Vol 4:7 Mission and Leading Christ’s Community – Part 3: Motivated by Love

Do we love in the ways that we lead? Does love have anything to do with the way we lead? I am trying to recollect but I am not aware that I have come across an article or book which connects leadership or missional leadership with the concept of love, and yet, my reading of God’s Story and Vision is that love is integral to understanding God and God’s mission.

Jesus in John 20:21 expresses, “Peace be with you! As the Father has sent me, I am sending you . . . .” That begs the question, in what way was Jesus sent by the Father? Previously in John’s Gospel, in John 3:16-17, we read: “For God so loved the world that he gave his one and only Son, that whoever believes in him shall not perish but have eternal life. For God did not send his Son into the world to condemn the world, but to save the world through him.”

Also, Jesus with his disciples prior to his crucifixion challenges them with a new command: “A new command I give you: Love one another. As I have loved you, so you must love one another. By this everyone will know that you are my disciples, if you love one another” (John 13: 34-35).

Somehow love has to be integrated with our leading, the way we lead, why we lead, if we are to lead missionally, if we are to lead Christ’s community to participate with God in God’s mission. And yet, we talk about traits and characteristics, skill sets, and techniques for leading more effectively, but seldom do we think about love as being a foundational characteristic for leading in the way of Christ Jesus.

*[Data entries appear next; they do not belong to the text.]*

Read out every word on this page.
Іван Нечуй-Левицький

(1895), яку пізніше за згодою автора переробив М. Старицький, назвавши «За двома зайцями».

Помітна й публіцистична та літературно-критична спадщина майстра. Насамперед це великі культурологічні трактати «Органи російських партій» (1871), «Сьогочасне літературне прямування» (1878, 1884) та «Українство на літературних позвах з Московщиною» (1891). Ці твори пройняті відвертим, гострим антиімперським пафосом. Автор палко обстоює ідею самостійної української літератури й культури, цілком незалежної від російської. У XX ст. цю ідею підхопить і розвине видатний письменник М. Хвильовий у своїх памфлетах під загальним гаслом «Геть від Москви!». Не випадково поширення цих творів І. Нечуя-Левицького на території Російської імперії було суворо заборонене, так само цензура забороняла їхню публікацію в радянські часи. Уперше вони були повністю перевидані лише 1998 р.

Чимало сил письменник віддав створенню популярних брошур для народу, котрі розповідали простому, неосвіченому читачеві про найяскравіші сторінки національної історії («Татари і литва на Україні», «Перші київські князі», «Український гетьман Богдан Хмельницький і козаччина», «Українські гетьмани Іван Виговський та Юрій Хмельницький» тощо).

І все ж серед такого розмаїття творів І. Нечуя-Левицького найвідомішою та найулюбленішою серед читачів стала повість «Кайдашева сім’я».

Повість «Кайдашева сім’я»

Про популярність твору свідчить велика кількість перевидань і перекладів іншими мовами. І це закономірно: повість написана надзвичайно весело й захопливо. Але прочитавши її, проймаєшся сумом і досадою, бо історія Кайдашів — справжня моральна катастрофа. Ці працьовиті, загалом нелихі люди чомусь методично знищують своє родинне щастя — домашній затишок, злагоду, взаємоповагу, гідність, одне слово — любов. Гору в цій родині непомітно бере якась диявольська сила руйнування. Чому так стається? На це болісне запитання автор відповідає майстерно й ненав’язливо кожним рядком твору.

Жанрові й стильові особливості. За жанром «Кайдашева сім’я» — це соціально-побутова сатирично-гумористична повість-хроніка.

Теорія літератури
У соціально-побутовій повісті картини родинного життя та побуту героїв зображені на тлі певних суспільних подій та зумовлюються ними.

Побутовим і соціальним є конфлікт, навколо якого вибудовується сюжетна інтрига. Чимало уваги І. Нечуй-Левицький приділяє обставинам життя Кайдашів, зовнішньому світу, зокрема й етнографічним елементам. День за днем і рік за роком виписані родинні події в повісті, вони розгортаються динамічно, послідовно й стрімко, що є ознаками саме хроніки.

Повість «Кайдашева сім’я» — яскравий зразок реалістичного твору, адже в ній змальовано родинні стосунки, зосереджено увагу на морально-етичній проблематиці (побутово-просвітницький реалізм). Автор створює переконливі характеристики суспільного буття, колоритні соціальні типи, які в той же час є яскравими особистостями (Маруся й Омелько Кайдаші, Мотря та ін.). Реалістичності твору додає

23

Well, maybe we do, but is it merely an assumption we make so that we can get onto other aspects of leading effectively? In assuming we need to love those whom we are called to lead, do we neglect to integrate loving in the way of Christ with learning to lead in the way of Christ?

Not only was God’s love for the world the motivation for God’s taking on our humanity as Jesus, but also, Jesus’ ministry – and all that comprised – was motivated and shaped by love. If we are to minister and lead in the way of Jesus, then we must also love in the way of Jesus – love then cannot merely be an assumption, love must be a primary characteristic about the way we go about exercising our leading.

For sure, if we shape the way we lead by Paul’s words in 1 Corinthians 13, rather than seeing it as a mere text for reading at weddings, or urging people within our churches to love one another, then I know we would lead in a very different way than many of us do, including leading missionally.

Listen, how we might hear 1 Corinthians differently if we realize that love is to be foundational to the way we lead:

“Leading is patient, leading is kind. Leading does not envy, it does not boast, leading is not proud. Exercising leading does not dishonor others, it is not self-seeking. Leading is not easily angered, and it keeps no record of wrongs. Leading does not delight in evil, but rejoices with the truth. Leading always protects, always trusts, always hopes, always perseveres.”

I find it helpful to place myself into the text: “My leading is to be patient, my leading is to be kind . . .” for when I do that, it not only gives me a vision of how I might exercise my gift of leading, but it challenges me to look to Christ and the Spirit of Christ who enables me to lead in the way of Christ. If we were to begin leading in ways which are motivated by love, I know we would change the way pastoral leadership is currently exercised.

May we love by the way we lead! For if we do, then we will participate with God in God’s mission in a very different kind of way – which is in harmony with God’s motivation for all that God is doing in making all things new.

  1. David says:

    I appreciate what was expressed in this post and using leading instead of love in the 1 Corinithians passage is thought provoking.